We performed a nationwide case-control study, which included 982 patients (574 patients with acute pancreatitis and 408 patients with chronic pancreatitis) and 1015 controls who were individually matched for sex, age, hospital, and time of their first hospital visit. Conditional logistic regression was used to assess the association of alcohol consumption and smoking with pancreatitis.

Results

The patients had a mean (SD) age of 57.6 (17.0) years; 71.8% were male. Compared with nondrinkers, alcohol consumption of less than 20 g/d was not associated with the risk for total pancreatitis (odds ratio [OR], 1.0; 95% confidence interval [CI], 0.7–1.4).

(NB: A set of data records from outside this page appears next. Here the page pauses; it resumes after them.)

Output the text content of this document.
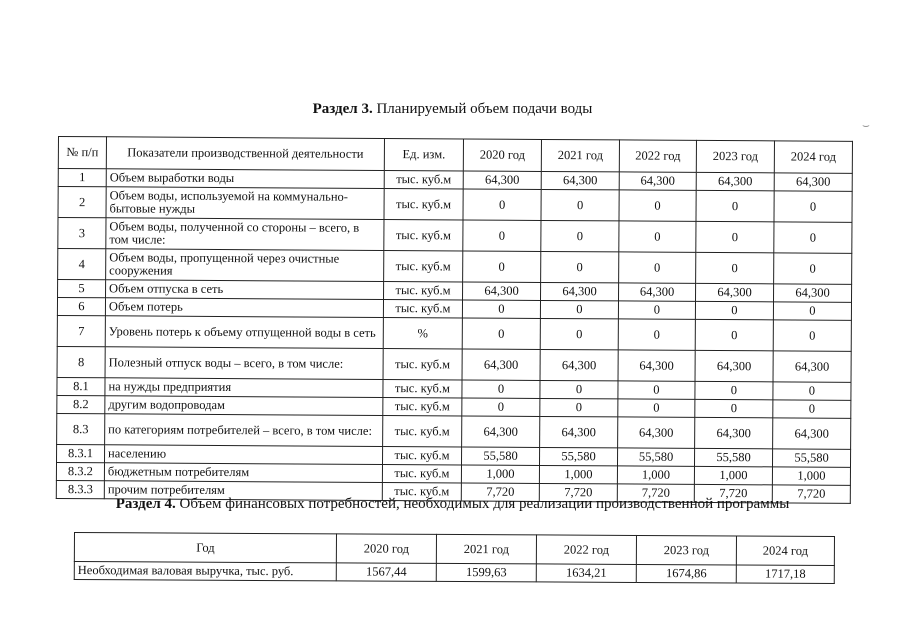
Раздел 3. Планируемый объем подачи воды
№ п/п	Показатели производственной деятельности	Ед. изм.	2020 год	2021 год	2022 год	2023 год	2024 год
1	Объем выработки воды	тыс. куб.м	64,300	64,300	64,300	64,300	64,300
2	Объем воды, используемой на коммунально-бытовые нужды	тыс. куб.м	0	0	0	0	0
3	Объем воды, полученной со стороны – всего, в том числе:	тыс. куб.м	0	0	0	0	0
4	Объем воды, пропущенной через очистные сооружения	тыс. куб.м	0	0	0	0	0
5	Объем отпуска в сеть	тыс. куб.м	64,300	64,300	64,300	64,300	64,300
6	Объем потерь	тыс. куб.м	0	0	0	0	0
7	Уровень потерь к объему отпущенной воды в сеть	%	0	0	0	0	0
8	Полезный отпуск воды – всего, в том числе:	тыс. куб.м	64,300	64,300	64,300	64,300	64,300
8.1	на нужды предприятия	тыс. куб.м	0	0	0	0	0
8.2	другим водопроводам	тыс. куб.м	0	0	0	0	0
8.3	по категориям потребителей – всего, в том числе:	тыс. куб.м	64,300	64,300	64,300	64,300	64,300
8.3.1	населению	тыс. куб.м	55,580	55,580	55,580	55,580	55,580
8.3.2	бюджетным потребителям	тыс. куб.м	1,000	1,000	1,000	1,000	1,000
8.3.3	прочим потребителям	тыс. куб.м	7,720	7,720	7,720	7,720	7,720
Раздел 4. Объем финансовых потребностей, необходимых для реализации производственной программы
Год	2020 год	2021 год	2022 год	2023 год	2024 год
Необходимая валовая выручка, тыс. руб.	1567,44	1599,63	1634,21	1674,86	1717,18
⌣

In patients with acute pancreatitis, the ORs (95% CI) for alcohol consumption of 20 ≤ ∼ < 40 g/d, 40 ≤ ∼ < 60 g/d, 60 ≤ ∼ < 80 g/d, 80 ≤ ∼ < 100 g/d, and 100 g/d or greater were 1.7 (0.9–3.0), 3.1 (1.6–5.9), 4.2 (2.1–8.2), 5.3 (2.4–12.0), and 6.4 (3.4–12.4), respectively. In patients with chronic pancreatitis, the ORs (95% CI) for alcohol consumption of 20 ≤ ∼ < 40 g/d, 40 ≤ ∼ < 60 g/d, 60 ≤ ∼ < 80 g/d, 80 ≤ ∼ < 100 g/d, and 100 g/d or greater were 2.6 (1.2–5.5), 3.2 (1.5–7.1), 9.2 (4.1–20.3), 13.0 (5.3–31.6), and 19.6 (8.2–46.8), respectively.

Conclusions

Our study precisely measured the quantitative effect of alcohol on the risk for developing pancreatitis.